Ces feuillets offrent en effet une description détaillée du déroulement de l’exécution, depuis le réveil du condamné jusqu’à l’escamotage de son corps, de ses réactions physiques jusqu’à ses pensées, telles qu’elles sont interprétées par Monique Mabelly. À la différence d’autres pays, les condamnés à mort français n’étaient pas prévenus de leur exécution, par un mélange d’humanité et de sécurité, afin de préserver jusqu’au bout l’espoir de la grâce et d’éviter toute tentative désespérée de résistance. Cette précaution explique les « couvertures » disposées au sol, destinées à étouffer le bruit des pas du cortège. Selon la juge d’instruction, la « docilité » d’Hamida Djandoubi produit un véritable « soulagement » parmi l’assistance qui pouvait craindre la violence, la colère ou les lamentations du condamné à l’annonce de son exécution. D’ordinaire, cette « docilité » est interprétée par les observateurs, souvent masculins, comme une forme de courage viril : mourir courageusement, en homme, c’est accepter son sort sans protester ou supplier.

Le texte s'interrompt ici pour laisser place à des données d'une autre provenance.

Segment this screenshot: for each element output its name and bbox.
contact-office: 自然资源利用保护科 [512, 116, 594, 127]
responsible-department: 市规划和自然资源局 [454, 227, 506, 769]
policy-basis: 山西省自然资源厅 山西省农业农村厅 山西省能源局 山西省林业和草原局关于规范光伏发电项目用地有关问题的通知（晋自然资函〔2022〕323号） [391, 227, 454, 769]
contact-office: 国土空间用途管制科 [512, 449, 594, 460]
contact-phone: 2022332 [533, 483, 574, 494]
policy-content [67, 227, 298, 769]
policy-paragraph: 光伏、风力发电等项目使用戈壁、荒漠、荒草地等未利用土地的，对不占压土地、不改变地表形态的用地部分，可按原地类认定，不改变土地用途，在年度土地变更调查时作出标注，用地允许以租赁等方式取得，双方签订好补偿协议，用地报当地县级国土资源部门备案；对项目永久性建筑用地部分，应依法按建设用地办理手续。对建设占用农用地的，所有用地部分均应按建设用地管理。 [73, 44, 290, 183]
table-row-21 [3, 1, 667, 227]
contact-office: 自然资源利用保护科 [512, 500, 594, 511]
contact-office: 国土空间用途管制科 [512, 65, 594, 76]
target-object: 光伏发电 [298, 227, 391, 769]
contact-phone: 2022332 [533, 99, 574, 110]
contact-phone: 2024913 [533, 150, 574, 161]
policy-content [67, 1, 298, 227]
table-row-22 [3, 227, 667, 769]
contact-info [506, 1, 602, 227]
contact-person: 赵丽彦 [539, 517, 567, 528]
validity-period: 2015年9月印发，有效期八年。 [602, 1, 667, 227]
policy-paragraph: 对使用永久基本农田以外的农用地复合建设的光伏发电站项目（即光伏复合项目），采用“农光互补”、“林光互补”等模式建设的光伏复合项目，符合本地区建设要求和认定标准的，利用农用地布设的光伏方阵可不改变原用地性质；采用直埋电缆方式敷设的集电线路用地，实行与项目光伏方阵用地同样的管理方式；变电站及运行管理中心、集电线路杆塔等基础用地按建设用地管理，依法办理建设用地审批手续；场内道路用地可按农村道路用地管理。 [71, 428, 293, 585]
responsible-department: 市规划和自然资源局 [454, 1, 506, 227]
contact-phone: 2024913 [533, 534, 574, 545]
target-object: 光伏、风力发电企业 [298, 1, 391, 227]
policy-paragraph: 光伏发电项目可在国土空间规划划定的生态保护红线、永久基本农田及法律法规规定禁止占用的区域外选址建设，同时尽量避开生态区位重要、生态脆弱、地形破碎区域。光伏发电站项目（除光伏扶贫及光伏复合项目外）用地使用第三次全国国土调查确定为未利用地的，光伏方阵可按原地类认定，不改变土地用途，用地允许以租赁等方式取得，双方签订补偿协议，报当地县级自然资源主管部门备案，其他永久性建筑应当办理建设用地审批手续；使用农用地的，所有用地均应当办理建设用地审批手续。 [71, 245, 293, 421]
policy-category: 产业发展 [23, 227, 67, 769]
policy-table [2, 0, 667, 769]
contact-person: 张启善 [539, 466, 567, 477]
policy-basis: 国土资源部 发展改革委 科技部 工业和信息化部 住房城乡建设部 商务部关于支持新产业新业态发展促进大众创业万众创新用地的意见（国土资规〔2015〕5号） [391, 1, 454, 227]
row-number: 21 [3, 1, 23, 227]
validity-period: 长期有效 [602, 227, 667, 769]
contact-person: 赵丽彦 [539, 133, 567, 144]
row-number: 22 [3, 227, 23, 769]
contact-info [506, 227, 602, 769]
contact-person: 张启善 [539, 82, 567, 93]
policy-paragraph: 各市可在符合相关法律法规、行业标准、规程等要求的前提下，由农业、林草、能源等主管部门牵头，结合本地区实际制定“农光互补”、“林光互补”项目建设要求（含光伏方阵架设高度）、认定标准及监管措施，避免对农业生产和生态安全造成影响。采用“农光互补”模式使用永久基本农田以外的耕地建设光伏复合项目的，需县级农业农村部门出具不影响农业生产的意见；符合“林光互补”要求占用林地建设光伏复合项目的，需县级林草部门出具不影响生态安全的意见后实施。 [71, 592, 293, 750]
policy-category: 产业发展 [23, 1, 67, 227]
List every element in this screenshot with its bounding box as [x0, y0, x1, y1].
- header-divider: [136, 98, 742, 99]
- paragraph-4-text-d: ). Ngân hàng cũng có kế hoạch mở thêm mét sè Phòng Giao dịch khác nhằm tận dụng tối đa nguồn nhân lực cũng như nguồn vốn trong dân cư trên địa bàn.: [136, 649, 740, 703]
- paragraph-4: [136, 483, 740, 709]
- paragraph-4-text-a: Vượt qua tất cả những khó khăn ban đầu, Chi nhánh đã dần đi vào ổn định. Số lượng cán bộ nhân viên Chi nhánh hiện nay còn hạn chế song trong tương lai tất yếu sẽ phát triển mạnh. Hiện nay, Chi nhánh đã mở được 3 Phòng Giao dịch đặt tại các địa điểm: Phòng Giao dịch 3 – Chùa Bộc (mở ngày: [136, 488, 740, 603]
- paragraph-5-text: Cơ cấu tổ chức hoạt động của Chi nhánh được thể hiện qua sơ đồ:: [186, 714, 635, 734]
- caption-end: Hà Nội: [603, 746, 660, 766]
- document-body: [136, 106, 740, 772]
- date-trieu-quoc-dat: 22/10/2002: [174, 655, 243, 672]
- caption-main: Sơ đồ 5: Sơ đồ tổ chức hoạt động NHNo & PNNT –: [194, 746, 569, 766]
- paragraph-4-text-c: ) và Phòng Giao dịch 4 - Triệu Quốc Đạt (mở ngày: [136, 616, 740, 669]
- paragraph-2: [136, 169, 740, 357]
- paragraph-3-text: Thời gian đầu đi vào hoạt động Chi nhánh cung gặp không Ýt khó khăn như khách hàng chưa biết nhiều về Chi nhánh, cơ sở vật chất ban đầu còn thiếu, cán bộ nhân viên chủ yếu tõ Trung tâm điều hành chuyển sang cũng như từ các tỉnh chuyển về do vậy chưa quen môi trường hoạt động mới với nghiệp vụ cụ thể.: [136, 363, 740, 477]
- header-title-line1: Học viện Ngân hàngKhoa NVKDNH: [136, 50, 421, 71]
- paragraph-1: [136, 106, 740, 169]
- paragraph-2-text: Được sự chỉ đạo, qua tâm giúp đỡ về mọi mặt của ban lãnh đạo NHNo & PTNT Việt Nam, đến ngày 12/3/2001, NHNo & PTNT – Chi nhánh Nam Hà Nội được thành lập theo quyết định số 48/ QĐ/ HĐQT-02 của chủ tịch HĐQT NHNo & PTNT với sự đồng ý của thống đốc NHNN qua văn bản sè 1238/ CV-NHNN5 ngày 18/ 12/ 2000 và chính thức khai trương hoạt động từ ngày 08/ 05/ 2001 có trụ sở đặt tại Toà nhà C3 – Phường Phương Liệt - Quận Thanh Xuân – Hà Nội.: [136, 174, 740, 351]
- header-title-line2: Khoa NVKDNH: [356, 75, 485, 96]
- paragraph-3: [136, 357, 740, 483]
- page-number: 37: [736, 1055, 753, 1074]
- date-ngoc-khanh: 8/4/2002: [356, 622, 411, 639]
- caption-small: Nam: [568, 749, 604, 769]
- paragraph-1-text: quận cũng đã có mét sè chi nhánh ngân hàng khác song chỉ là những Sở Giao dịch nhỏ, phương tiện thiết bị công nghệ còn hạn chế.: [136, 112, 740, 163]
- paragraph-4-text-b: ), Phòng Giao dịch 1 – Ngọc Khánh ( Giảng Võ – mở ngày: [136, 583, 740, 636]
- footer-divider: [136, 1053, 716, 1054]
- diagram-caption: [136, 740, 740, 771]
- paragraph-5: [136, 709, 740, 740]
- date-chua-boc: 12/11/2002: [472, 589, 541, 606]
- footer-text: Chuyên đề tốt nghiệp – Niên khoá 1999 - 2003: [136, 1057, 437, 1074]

Cette archive est aussi révélatrice de la transformation des émotions et des sensibilités vis-à-vis de la peine de mort. Monique Mabelly évoque en effet une « pudeur viscérale, instinctive » qui l’empêche de regarder la chute du couperet. Cette pudeur est aussi le fruit d’une évolution historique pluriséculaire, décrite par le sociologue Norbert Elias sous le terme de « civilisation des mœurs », qui se caractérise par un dégoût croissant pour la violence et la vue du sang. Pourtant, Mabelly appartient à un milieu professionnel et à une génération qui auraient plutôt tendance à admettre le principe de la peine de mort. En effet, si les jeunes magistrats formés à l’École nationale de la magistrature (ENM) depuis 1958, et dont le recrutement s’est diversifié socialement, sont de plus en plus acquis à la cause abolitionniste, Mabelly est rentrée dans la magistrature bien plus tôt, en 1955. Elle milite cependant au sein du Syndicat de la magistrature, fondé en juin 1968, qui se classe nettement à gauche, et qui soutient l’abolition de la peine capitale. Cela explique le cas de conscience et le sentiment de « révolte » qui la gagne à l’annonce de sa mission, de même que la nécessité de coucher sur le papier ses impressions après l’exécution d’Hamida Djandoubi.
Sans le savoir, Monique Mabelly a fixé la description de la dernière exécution capitale en France. Lorsqu’elle rédige ces lignes, la peine de mort est de plus en plus contestée mais sa disparition n’est pas encore à l’ordre du jour. De fait, une dizaine de personnes sont encore condamnées à mort après cette exécution, et ne doivent leur salut qu’aux décisions de la Cour de cassation et à l’abolition votée en 1981.